A noter que vous aurez également affaire à diverses énigmes, pour la plupart très bien trouvées, inspirées et pas si évidentes que cela, à base de déductions, codes et autres manipulations, et avis aux amateurs de spiritisme, vous allez être servis. Les collectionneurs ne seront par ailleurs pas en reste puisqu’il vous sera possible de récolter plus d’une cinquantaine de médailles de soldats tombés pour la patrie, de tous pays (bien que l’Allemagne et la France soient sur-représentées), dont une bonne partie plutôt bien cachées. L’occasion de renforcer un réalisme déjà poussé à son paroxysme en proposant moult appareils, véhicules et armes directement modélisés à partir de vrais objets d’époque, un travail de titan qui se ressent en jeu.

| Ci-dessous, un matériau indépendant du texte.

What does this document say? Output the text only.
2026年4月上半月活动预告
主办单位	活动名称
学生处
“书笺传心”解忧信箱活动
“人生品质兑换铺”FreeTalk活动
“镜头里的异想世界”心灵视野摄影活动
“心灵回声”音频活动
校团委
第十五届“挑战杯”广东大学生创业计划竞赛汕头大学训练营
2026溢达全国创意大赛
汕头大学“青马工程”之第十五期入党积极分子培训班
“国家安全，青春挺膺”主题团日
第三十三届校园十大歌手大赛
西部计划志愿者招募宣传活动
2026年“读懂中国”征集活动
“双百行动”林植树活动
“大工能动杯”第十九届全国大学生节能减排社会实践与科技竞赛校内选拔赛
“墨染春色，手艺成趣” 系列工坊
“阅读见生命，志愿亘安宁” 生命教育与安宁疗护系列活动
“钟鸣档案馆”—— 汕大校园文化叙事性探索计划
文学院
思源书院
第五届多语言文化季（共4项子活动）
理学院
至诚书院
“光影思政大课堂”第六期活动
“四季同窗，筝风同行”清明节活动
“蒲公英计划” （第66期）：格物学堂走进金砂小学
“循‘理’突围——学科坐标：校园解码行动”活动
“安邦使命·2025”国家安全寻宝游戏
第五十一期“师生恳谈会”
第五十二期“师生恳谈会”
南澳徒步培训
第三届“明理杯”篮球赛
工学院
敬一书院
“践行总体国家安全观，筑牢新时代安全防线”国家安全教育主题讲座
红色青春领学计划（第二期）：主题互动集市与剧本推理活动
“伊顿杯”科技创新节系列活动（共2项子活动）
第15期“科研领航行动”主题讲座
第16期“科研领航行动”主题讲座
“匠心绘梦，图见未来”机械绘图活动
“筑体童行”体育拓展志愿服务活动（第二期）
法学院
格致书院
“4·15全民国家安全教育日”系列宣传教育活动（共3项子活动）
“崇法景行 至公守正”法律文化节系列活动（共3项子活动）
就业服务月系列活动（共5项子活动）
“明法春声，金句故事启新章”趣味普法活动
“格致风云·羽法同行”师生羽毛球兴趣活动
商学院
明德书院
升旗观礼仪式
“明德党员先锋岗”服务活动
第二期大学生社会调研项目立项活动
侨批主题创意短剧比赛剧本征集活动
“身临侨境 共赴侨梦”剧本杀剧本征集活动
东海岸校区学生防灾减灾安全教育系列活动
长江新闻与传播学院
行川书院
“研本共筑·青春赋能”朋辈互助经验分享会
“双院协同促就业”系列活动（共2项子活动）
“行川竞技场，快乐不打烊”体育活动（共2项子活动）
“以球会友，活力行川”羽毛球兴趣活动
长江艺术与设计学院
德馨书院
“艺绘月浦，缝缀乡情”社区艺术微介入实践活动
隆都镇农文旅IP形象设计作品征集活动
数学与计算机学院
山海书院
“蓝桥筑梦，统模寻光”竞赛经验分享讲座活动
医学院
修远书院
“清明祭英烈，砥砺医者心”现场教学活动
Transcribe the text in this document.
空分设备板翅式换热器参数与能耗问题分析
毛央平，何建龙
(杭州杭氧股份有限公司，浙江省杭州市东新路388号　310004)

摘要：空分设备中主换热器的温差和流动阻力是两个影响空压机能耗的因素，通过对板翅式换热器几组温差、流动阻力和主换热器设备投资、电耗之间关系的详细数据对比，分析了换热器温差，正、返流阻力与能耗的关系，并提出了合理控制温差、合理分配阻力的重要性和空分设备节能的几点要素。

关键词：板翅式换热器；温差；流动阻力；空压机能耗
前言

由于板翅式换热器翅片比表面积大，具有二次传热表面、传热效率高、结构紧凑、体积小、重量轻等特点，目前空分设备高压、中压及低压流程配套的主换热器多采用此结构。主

Malheureusement, et il nous faut l’aborder aussi, Ad Infinitum ne s’est pas montré sous son meilleur jour durant l’intégralité de nos sessions. En effet, alors que le moteur graphique parvient à nous délivrer des scènes d’une infinie justesse (tranchées défoncées, serre luxuriante etc.), nous avons pu nous heurter à une structure un peu anguleuse par moments, avec beaucoup de chemins fermés, renforçant une fois de plus cet aspect jeu-couloir. Malgré tout, Ad Infinitum nous laisse admirer par moments de somptueux éclairages fins, élégants et tout à fait cohérents, associés à des effets volumétriques (fumées, brouillards, pluie) de toute beauté. L’Unreal Engine 4 fait encore des merveilles, du moins sur PlayStation 5.
A noter par ailleurs que la DualSense n’est pas tant exploitée que cela, voire pas assez à notre goût, tandis que quelques bugs ont été au rendez-vous, bugs que l’on espère résolus au lancement du titre. Nous avons par exemple dû coexister avec des scripts audios se répétant en boucle dans la centrale électrique, tandis que dans le dernier chapitre, des objectifs de quêtes ne se mettaient plus à jour, nous forçant à redémarrer le chapitre en question et à se débrouiller pour ne pas valider un certain objectif d’une manière précise. Une patience que n’auront pas tous les joueurs et joueuses cependant, alors gare à la fausse route sur ce point.
Il est en effet surprenant de trouver encore ce genre de bugs après 8 années de développement plutôt chaotique, tandis que le reste de l’expérience est plutôt propre, proposant même du 60 FPS la plupart du temps très stable, pour un confort manette en mains non négligeable.